My expectation would be (A and B) or (C and D) -- I don't know any
language using && and || as boolean operations that don't assign higher
priority to &&; even docstrip (OK, it's just & and | there) manages
that!
> When one knows AND and OR then one also knows that the expressions can
> be ambiguous when you mix both operations without delimiting
> subexpressions.
No more ambiguous than mixing * and + (not getting the priorities right
will simply get people disappointed).
However, when there is no priority then I'd expect a left-associative
interpretation of the expressions (it is evaluated left to right, is it
not?). This would be ((A and B) or C) and D, but that's not what
\predicate_p:n does either. It took me quite some time to figure out
that the lazy evaluation has the side-effect of making the operations
right-associative, so it's A and (B or (C and D)).
> The documentation doesn't say so explicitly but the example there
> shows such a subexpression.
>
>> Separate predicates for the AND of a list of predicates and the OR of
>> a list of predicates respectively seems preferable.
>
> We have had a few different implementations. The one in the December
> 2006 release on CTAN provides
> \prg_if_predicate_and_p:nn {<test 1>}{<test 2>}
> \prg_if_predicate_or_p:nn {<test 1>}{<test 2>}
> \prg_if_predicate_not_p:n {<test>}
> plus some for multiple ANDs and ORs
> \prg_if_predicate_ors_p:n {<test 1> <test 2> ... <test n>}
> \prg_if_predicate_ands_p:n {<test 1> <test 2> ... <test n>}
>
>
> Two things were wrong with this implementation.
Of which predicates?
> Firstly: it evaluated everything and that doesn't fit with the minimal
> evaluation often needed. One place in xor it led to an error because
> when a certain switch was false, a <num> register also being tested
> had been undefined. Even the \..._or_p:nn function evalutated both
> arguments.
I seriously doubt that had anything to do with the syntax.
> Secondly: code written with these functions had a tendency to be
> incomprehensible. At first there were only the former three mentioned
> above which made it even harder to see what was being tested in
> comparison to what when, say, three or four tests where performed,
> hence the multiple Ands and Ors versions were added.

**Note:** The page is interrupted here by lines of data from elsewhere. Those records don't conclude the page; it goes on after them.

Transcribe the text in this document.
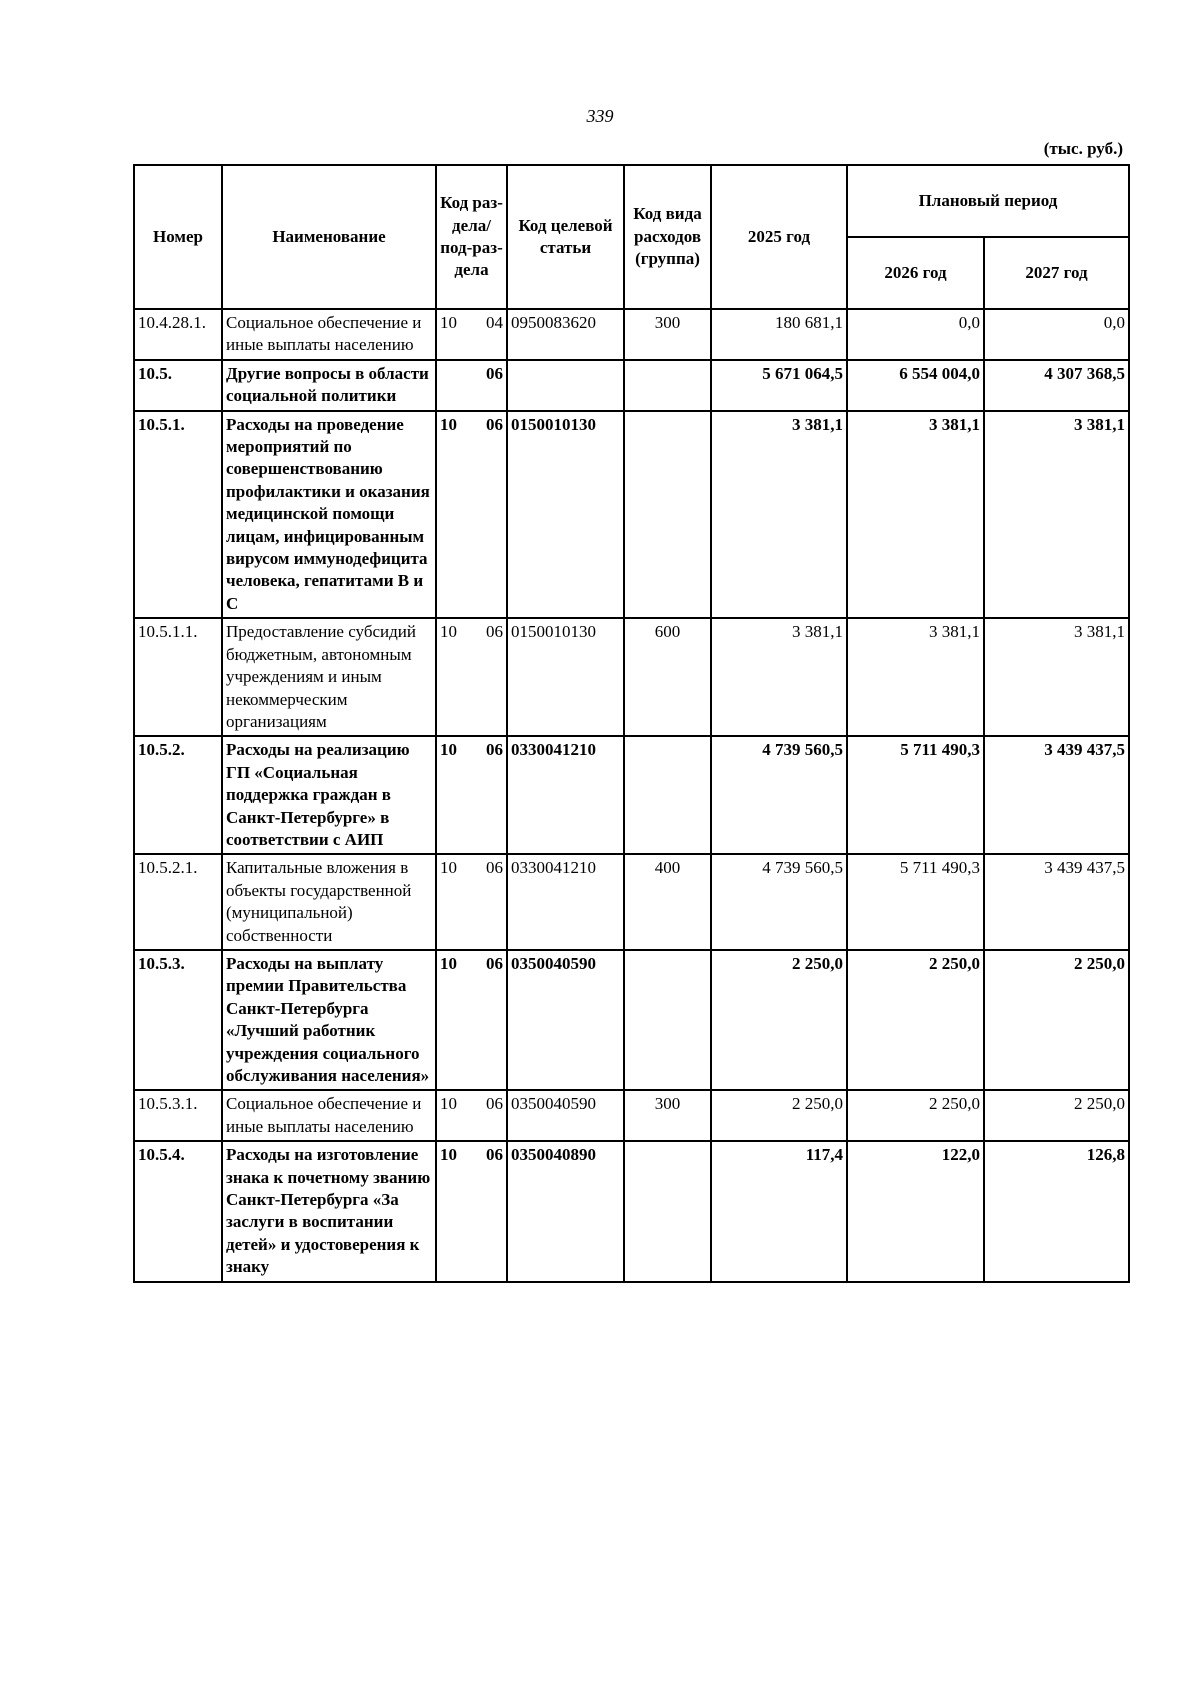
339
(тыс. руб.)
Номер	Наименование	Код раз-дела/ под-раз-дела	Код целевой статьи	Код вида расходов (группа)	2025 год	Плановый период	
						2026 год	2027 год
10.4.28.1.	Социальное обеспечение и иные выплаты населению	10 04	0950083620	300	180 681,1	0,0	0,0
10.5.	Другие вопросы в области социальной политики	06			5 671 064,5	6 554 004,0	4 307 368,5
10.5.1.	Расходы на проведение мероприятий по совершенствованию профилактики и оказания медицинской помощи лицам, инфицированным вирусом иммунодефицита человека, гепатитами В и С	10 06	0150010130		3 381,1	3 381,1	3 381,1
10.5.1.1.	Предоставление субсидий бюджетным, автономным учреждениям и иным некоммерческим организациям	10 06	0150010130	600	3 381,1	3 381,1	3 381,1
10.5.2.	Расходы на реализацию ГП «Социальная поддержка граждан в Санкт-Петербурге» в соответствии с АИП	10 06	0330041210		4 739 560,5	5 711 490,3	3 439 437,5
10.5.2.1.	Капитальные вложения в объекты государственной (муниципальной) собственности	10 06	0330041210	400	4 739 560,5	5 711 490,3	3 439 437,5
10.5.3.	Расходы на выплату премии Правительства Санкт-Петербурга «Лучший работник учреждения социального обслуживания населения»	10 06	0350040590		2 250,0	2 250,0	2 250,0
10.5.3.1.	Социальное обеспечение и иные выплаты населению	10 06	0350040590	300	2 250,0	2 250,0	2 250,0
10.5.4.	Расходы на изготовление знака к почетному званию Санкт-Петербурга «За заслуги в воспитании детей» и удостоверения к знаку	10 06	0350040890		117,4	122,0	126,8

I don't find the binary forms that bad, but in that aspect I'm probably
damaged from writing fontinst integer expressions (indentation helps,
whereas LISP-style grouping with a long sequence of closings at the end
of the last line is unenlightening). For the n-ary forms, I suppose you
need some delimiter between the arguments (arguments being expanded by
looking for a <number>), but there's no need for it to be doubled, so
what about a comma?
\pedicate_or_p:n { <test 1> , <test 2> , ... , <test n> }
\pedicate_and_p:n { <test 1> , <test 2> , ... , <test n> }
This is syntax used also elsewhere in the system, not some ad-hoc
invention that just happens to look good (we've got enough of those
among the TeX primitives as it is!).
Lars Hellström
|